Tagore’s India vs Today’s Reality: How a Kolkata Bus Ride Exposed the Nation’s Cracks
A routine morning bus ride in Kolkata turns into a confrontation shaped by class contempt, linguistic bias, and regional prejudice. What begins as a commuter's impatience soon unravels deeper fault lines—until one voice pushes back, reminding us what solidarity truly means

Today morning, I boarded a bus from Topsia, a part of East Kolkata, to visit a client’s school in Howrah. It was one of those slow, lumbering buses that faithfully snake through the city’s arteries, stopping at nearly every crossing. The bus was not yet full; the conductor was calling out for passengers and letting people board, as they often do on weekday mornings.
As someone born and raised in Kolkata, I’m no stranger to these scenes. I am a 38-year-old Hindustani-speaking Muslim. My schooling was in a Christian missionary school in Tangra; I completed my legal education, including an LLM, from a state university. I practised in the district courts before moving into legal and educational consultancy. My parents are from Kushinagar in eastern Uttar Pradesh, and my wife comes from an Urdu-speaking family with roots in Munger, Bihar. Ours is a life deeply stitched into the fabric of Kolkata. And that is why what happened next on the bus disturbed me profoundly.
An Urdu-speaking man, perhaps late for work, was visibly agitated. He began berating the conductor, shouting that he was wasting time and that “people like you make the system filthy.” His tone was coarse, his words laced with contempt for those in service roles. The conductor, like most in his position, remained quiet, focused on gathering passengers.
Suddenly, another passenger—a Bengali-speaking man—retorted sharply: “People from outside Bengal have made this place filthy,” he said. “They come here, crowd our neighbourhoods, pay peanuts in rent, and bring down the quality of everything.” He ended his outburst with a slur—bocachoda—an unprintable word that has, regrettably, become far too common in public speech.
I had heard enough.
I turned around and firmly addressed the Urdu-speaking man first: “If you are in such a hurry, take a taxi. Don’t pollute this space with your arrogance. This conductor is doing his job, just as you are trying to do yours.”
Even before I could finish, another man—also Urdu-speaking—joined me. He rebuked the agitator in our shared language, saying, “Don’t embarrass us. Speak with some decency. This is not how we behave in public.”
The man went quiet, though his eyes burned with indignation.
Then I turned to the Bengali gentleman: “Dada, I understand your frustration. But we mustn’t fall into the trap of blaming entire communities for what are, in truth, systemic failures. People from Bihar, UP, Odisha, or elsewhere—many of them have made this city what it is. We must all coexist, or we shall all fall apart.”
A strange silence followed—the kind that suggests people are thinking, not seething.
What troubled me the most was not the isolated anger, but how easily our frustrations split into regional, linguistic, and class-based hate. It reminded me of Rabindranath Tagore’s warning in his 1917 lectures on Nationalism, where he said:
“India has never had a real sense of nationalism.

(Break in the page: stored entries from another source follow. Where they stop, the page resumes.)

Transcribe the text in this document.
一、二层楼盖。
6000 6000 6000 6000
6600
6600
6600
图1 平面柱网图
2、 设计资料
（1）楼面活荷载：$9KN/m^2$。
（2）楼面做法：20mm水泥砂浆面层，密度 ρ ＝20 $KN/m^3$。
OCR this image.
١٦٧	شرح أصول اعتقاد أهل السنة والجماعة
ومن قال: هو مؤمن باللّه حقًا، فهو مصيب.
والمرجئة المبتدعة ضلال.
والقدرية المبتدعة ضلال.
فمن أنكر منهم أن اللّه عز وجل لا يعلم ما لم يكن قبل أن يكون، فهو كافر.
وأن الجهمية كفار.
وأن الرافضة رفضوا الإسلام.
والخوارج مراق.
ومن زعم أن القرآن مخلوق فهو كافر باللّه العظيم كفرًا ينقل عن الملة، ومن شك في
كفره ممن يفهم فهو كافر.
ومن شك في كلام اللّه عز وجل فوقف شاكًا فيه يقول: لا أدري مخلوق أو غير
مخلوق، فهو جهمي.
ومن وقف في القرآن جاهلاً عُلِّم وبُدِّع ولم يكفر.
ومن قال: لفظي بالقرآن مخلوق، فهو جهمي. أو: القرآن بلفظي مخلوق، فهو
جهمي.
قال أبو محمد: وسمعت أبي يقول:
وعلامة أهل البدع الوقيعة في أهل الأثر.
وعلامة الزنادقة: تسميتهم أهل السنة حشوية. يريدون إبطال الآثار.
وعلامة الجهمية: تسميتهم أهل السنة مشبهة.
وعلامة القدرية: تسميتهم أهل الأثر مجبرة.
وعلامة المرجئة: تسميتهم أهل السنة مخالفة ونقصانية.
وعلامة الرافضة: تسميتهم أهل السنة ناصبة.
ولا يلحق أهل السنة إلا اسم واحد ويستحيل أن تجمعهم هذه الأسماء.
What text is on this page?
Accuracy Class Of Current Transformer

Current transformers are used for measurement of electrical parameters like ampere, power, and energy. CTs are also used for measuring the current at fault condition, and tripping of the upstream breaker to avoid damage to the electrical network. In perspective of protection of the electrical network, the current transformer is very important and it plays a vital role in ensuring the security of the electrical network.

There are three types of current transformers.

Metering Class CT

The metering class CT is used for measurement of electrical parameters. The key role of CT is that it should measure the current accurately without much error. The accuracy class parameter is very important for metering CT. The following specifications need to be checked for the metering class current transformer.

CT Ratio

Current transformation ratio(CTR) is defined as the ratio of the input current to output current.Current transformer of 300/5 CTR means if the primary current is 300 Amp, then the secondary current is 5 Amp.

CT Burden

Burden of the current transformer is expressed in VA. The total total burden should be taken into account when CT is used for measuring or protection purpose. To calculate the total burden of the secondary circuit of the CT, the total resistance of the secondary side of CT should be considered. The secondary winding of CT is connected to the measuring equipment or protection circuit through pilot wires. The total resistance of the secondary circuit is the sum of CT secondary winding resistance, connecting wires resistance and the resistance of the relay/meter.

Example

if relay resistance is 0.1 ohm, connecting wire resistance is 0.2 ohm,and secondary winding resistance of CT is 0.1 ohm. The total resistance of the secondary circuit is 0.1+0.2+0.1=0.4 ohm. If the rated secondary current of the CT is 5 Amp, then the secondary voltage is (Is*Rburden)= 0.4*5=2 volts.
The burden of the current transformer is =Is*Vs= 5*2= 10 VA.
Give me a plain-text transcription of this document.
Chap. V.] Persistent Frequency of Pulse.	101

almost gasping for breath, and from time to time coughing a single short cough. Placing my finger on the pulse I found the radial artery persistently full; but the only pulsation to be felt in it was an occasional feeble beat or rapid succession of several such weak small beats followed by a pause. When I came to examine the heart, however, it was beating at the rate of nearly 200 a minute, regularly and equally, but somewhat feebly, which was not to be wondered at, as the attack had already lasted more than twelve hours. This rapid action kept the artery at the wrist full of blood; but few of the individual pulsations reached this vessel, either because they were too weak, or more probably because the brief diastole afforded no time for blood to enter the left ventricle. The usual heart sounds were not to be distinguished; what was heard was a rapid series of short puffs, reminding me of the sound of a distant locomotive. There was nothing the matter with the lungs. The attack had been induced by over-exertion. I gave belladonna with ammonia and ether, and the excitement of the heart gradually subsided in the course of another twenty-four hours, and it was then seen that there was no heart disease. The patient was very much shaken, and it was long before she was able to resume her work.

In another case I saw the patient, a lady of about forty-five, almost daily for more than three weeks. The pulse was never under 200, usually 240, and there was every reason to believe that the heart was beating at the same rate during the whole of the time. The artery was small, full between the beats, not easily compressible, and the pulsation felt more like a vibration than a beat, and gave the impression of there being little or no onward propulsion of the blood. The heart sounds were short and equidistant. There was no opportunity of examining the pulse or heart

Even though she has been living under foreign rule for centuries, she could never approach her problem in a spirit of organised political independence… The idea of India is not territorial. It is not even political. It is essentially spiritual.”
Tagore’s words are not an indictment—they are a mirror. They remind us that the soul of this land has always thrived on samanvay—a confluence of identities, languages, and traditions. To allow regionalism to rear its head in our public spaces is to betray that very idea of India.
As someone rooted in multiple cultures—Hindustani by heritage, Urdu-speaking by marital ties, schooled in Christian institutions, and deeply embedded in Kolkata’s ethos—I know that we are far more layered than the reductive labels we so casually throw around.
On that bus, I did not speak as a lawyer, or a Muslim, or a UP-wallah, or a Kolkatan. I spoke as a citizen who believes that the dignity of labour matters, that regional chauvinism is no better than communal hatred, and that we must call out prejudice—no matter the language it is spoken in.
India’s buses, like its streets and its courts, are microcosms of the nation itself. And every time we choose empathy over antagonism, sense over sentiment, and solidarity over spite, we inch closer to the country Tagore once imagined—not one bound by territory or tongue, but one bound by the shared spirit of justice and dignity.